На меня, сдвинув брови, глядел исподлобья вроде бы я, но почему-то незнакомый


и    страшный.


— Здравствуй, Сережа, — услышал я хриплый шепот.


Я вскрикнул, и в зеркале появилось мое отражение.


— Кто ты? — прошептал я.


Незнакомец снова появился, и на этот раз в уголках его рта поселилась презрительная усмешка, та самая, что никак не давалась мне.


— Ты знаешь.


— Откуда? Незнакомец захохотал.

В страхе я выскочил из комнаты, пробежал по темной улице и, забравшись под старые


качели, долго сидел там, дрожа. Только когда с поздней смены пришла из прачечной мать, я отважился вернуться домой и первым делом завесил зеркало простыней. Я не знал тогда, что так поступают, когда в доме покойник.


Через неделю погибла моя мать. Мне сообщили, что в прачечной что-то произошло с электропроводкой, ну и… Я был вынужден удовлетвориться этим «ну и…». А что еще мог сделать семнадцатилетний подросток?


К чести мэрии и начальства прачечной, должен сказать, что мне выплатили компенсацию — немного, а все-таки.


Стоя у свежей могилы под проливным дождем, я решил навсегда уехать отсюда. Неважно куда — просто уехать.



3


Я уехал в Т… и поступил там в театральное училище. Это так говорится — «поступил» — просто и легко. На деле же мне пришлось поднапрячь все душевные и физические силы.

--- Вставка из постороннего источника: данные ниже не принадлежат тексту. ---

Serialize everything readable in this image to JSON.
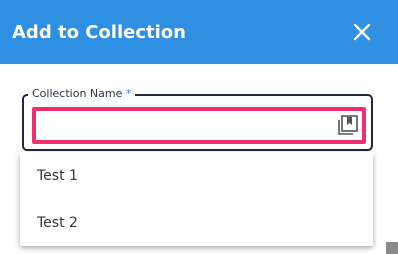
{
  "dialog": {
    "title": "Add to Collection",
    "close_icon": "close-icon"
  },
  "field": {
    "label": "Collection Name",
    "required_marker": "*",
    "value": "",
    "trailing_icon": "collection-bookmark-icon"
  },
  "dropdown": {
    "options": [
      {
        "label": "Test 1"
      },
      {
        "label": "Test 2"
      }
    ]
  },
  "colors": {
    "header_bg": "#2e8fe3",
    "highlight_border": "#f0306d",
    "field_border": "#1f2937",
    "required": "#1f7bd6"
  }
}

Ректор училища не желал видеть во мне актера.


— Шли бы вы, молодой человек, работать на завод, — сказал он, глядя на меня своими рачьими глазами, — Думаю, в вас там больше нуждаются…


«Как на завод?» — чуть не воскликнул я. А как же бессонные ночи у зеркала, а как же осознание моего предназначения, в конце концов, а как же моя полная беспомощность

в    иных сферах, кроме лицедейства?


— Шли бы вы, молодой человек, работать на завод, — задумчиво произнес я голосом ректора.


Тот вздрогнул, но тут же сказал:


— Это попугайство, мой друг, а вовсе не искусство.


Тогда я применил последнее средство. Я достал из портфеля пухлый сверток — всю компенсацию «за мать».


Брови ректора полезли вверх, на лицо вскочило капризно-недоумевающее выражение, а похожая на ветвь старого дуба рука тем временем медленно открывала нижний шкафчик в столе.


Я, слегка перегнувшись, положил сверток в шкафчик.


Так моя мать, всей душою ненавидящая лицедейство, ценою жизни своей купила мне возможность этим самым лицедейством заниматься.



4


И тут я узнал, что в мире существуют Гамлет, Отелло, Король Лир, Чацкий, Хлестаков, Фрэд Кларк, Ромео, Царь Эдип…


Мне стало страшно: я совсем не так представлял себе это. Я думал, актерство в большей степени импровизация, а вовсе не заученное бормотание.

Но пришлось смириться. Поначалу было так тяжело, что в засраной общаге училища я


не спал ночами, пытаясь выучить крошечную роль, милостиво доверенную мне. Отвыкший от работы мозг отказывался повиноваться, и много раз я был на грани провала.